Life threatening situation? Always call 112

Lessons from calamities – Alarm for a (new) soufflé!?

by Wendy Damman and Jet Aartman (general practitioners)

During the weekend shift we saw a 68-year-old woman, known to have dissection of the subclavian (treated conservatively), who presented at the HAP with a sore throat, dizziness, general malaise, a burning sensation retrosternal and frequent voiding since a week. She was afraid of a problem with the heart.

On extensive history and physical examination, there were no obvious alarm symptoms or abnormal findings, except for 4+ ery’s in the urine. Complaints were interpreted as dizziness eci / general malaise and were not cardiac suspicious. The urine went on dipslide and the own pantoprazole was raised. An extensive safety net was discussed.

The next day, the dip slide was positive. The patient appeared to have deteriorated with fatigue and vomiting. When she visited, the burning sensation behind the sternum was now continuous and she had started coughing more. Physical examination was not abnormal except for a grade II/VI soft apical soufflé. There was a deterioration in a still untreated UTI in a patient with atypical, not clearly cardiac suspicious, complaints. A start was made with furabid.

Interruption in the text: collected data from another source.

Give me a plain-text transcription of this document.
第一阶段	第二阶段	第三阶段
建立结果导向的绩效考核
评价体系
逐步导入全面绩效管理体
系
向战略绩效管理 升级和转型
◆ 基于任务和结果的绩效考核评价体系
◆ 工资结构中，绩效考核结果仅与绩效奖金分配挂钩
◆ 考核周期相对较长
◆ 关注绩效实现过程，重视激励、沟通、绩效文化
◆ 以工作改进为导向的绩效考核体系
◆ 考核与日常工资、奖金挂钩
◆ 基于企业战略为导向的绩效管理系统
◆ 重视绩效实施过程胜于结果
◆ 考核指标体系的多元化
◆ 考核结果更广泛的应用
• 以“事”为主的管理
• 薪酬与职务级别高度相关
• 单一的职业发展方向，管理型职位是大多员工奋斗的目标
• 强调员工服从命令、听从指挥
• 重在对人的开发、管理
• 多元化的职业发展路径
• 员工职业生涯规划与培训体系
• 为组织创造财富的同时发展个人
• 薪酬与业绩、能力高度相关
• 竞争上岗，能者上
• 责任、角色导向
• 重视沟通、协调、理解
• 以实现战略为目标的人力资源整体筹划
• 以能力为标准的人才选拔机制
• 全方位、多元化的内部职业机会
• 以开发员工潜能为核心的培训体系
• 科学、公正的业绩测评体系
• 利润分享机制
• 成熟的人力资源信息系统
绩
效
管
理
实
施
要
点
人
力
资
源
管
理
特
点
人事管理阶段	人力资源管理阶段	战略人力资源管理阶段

Almost 24 hours later, the patient was urgently sent in by her own GP due to further deterioration and an unmeasurable blood pressure. She was found to have a lower wall infarction with papillary rupture, which was followed by emergency valve surgery and ICU admission. Fortunately, she is now recovering.

In retrospect, the (new) soufflé was a clue to this diagnosis.

The calamity investigation showed that the soufflé was new. The visiting doctor had interpreted the soufflé as a coincidental finding and had not checked whether the consulting doctor also described it. The cardiologist involved indicated that deterioration in combination with a new soufflé gives cause for consultation/submission. The NHG standard ACS also describes that a new soufflé fits an ACS. The soufflé is then caused by a papillary muscle, ventricular septum, or free wall rupture (source: acute booklet).

Several general practitioners were asked if they were familiar with this. These GPs indicated that they found it difficult to determine whether a soufflé is new (due to the quality of the physical examination and different assessors, among other things). A soufflé at the apex is much more common (than ACS) due to mitral valve insufficiency. This is reason for further research, but not in the ANW. A soufflé is therefore not immediately experienced as alarming.

We have learned from this case that a cardiac soufflé can be alarming and that it is good to check whether it is new. Perhaps this can be a final clue to get on the right track with a range of atypical complaints.